Questo sito utilizza cookie tecnici e di profilazione propri e di terze parti per le sue funzionalità e per servizi in linea con le tue preferenze. Se vuoi saperne di più o se vuoi negare il consenso a tutti o ad alcuni cookie clicca qui. Proseguendo la navigazione nel sito, acconsenti all'uso dei cookie.
ACCETTA
  • Sei il visitatore n° 413.627.671
Vai a:
Il primo network di informazione online della provincia di Lecco
link utili
bandi e concorsi
cartoline
Scritto Mercoledì 27 ottobre 2010 alle 20:44

Cernusco: Simonetti dà l’aut-aut ai sindaci. ''O rotonda e bretella senza condizioni o riserve oppure i soldi saranno dirottati altrove''

Il semaforo di Cernusco e
l'assessore Stefano Simonetti (in basso)
con i sindaci Sergio Bagnato e Andrea Robbiani
L'assessore provinciale Stefano Simonetti nel corso della commissione consiliare lavori pubblici con il sindaco Sergio Bagnato e in conference call con il borgomastro di Merate Andrea Robbiani, ha posto l'aut-aut.
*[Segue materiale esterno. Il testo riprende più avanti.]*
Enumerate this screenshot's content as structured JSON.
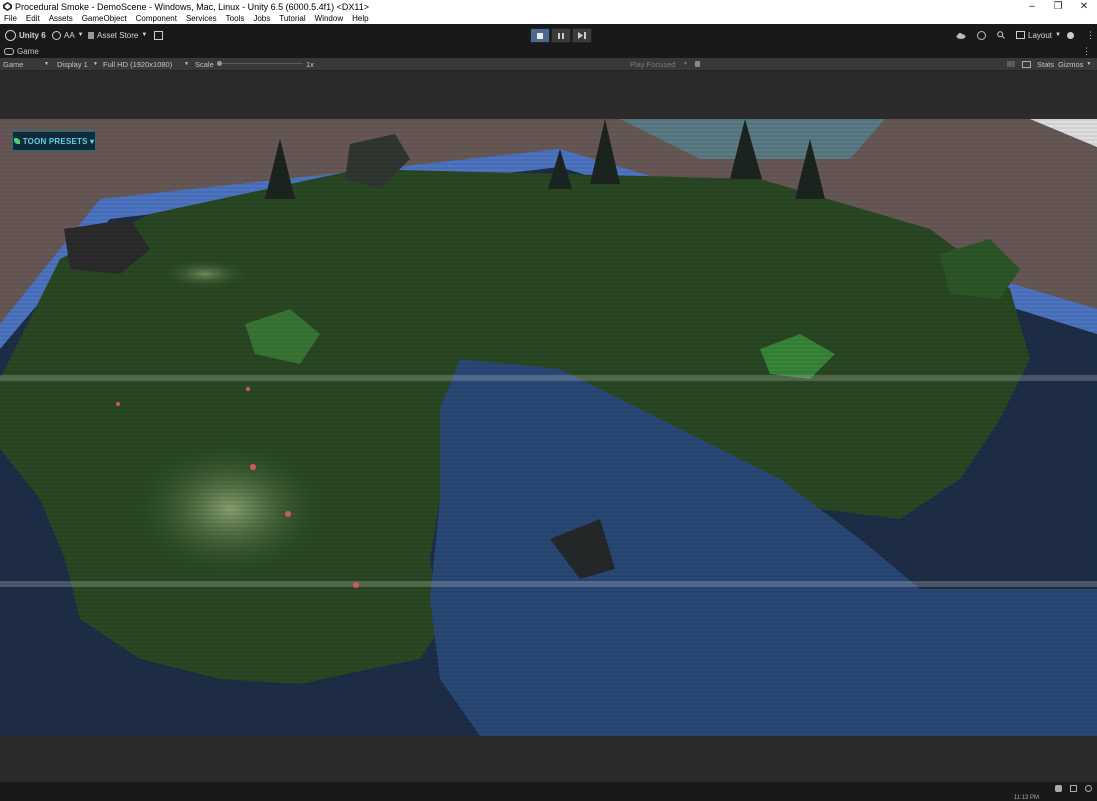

O la situazione dell'incrocio di Cernusco Lombardone (che era ferma al finanziamento per l'esperimento sui semafori super-intelligenti, ndr) si sbloccherà con l'accettazione da parte dei due primi cittadini della realizzazione parallela di bretella e rotatorie al posto dei semafori, oppure i finanziamenti saranno dirottati altrove. "Proporrò ai due Sindaci" si legge nel comunicato della Provincia "di accettare la realizzazione parallela delle due opere (rotatorie e bretella). Mi aspetto quindi una risposta chiara e precisa, senza riserve o condizioni. Diversamente, darò immediatamente corso alla risoluzione dell'accordo e all'immediata allocazione delle risorse su altri interventi. Le risorse per la bretella e per le rotatorie sono allocate su tali opere da anni, la collettività non può attendere oltre, è il momento delle scelte". Dunque senza un accordo, che pare davvero difficile, tra i comuni di Merate e Cernusco, il nodo della viabilità tra i più complessi e importanti del meratese, rischia di restare nuovamente senza soluzione, dunque a un punto fermo.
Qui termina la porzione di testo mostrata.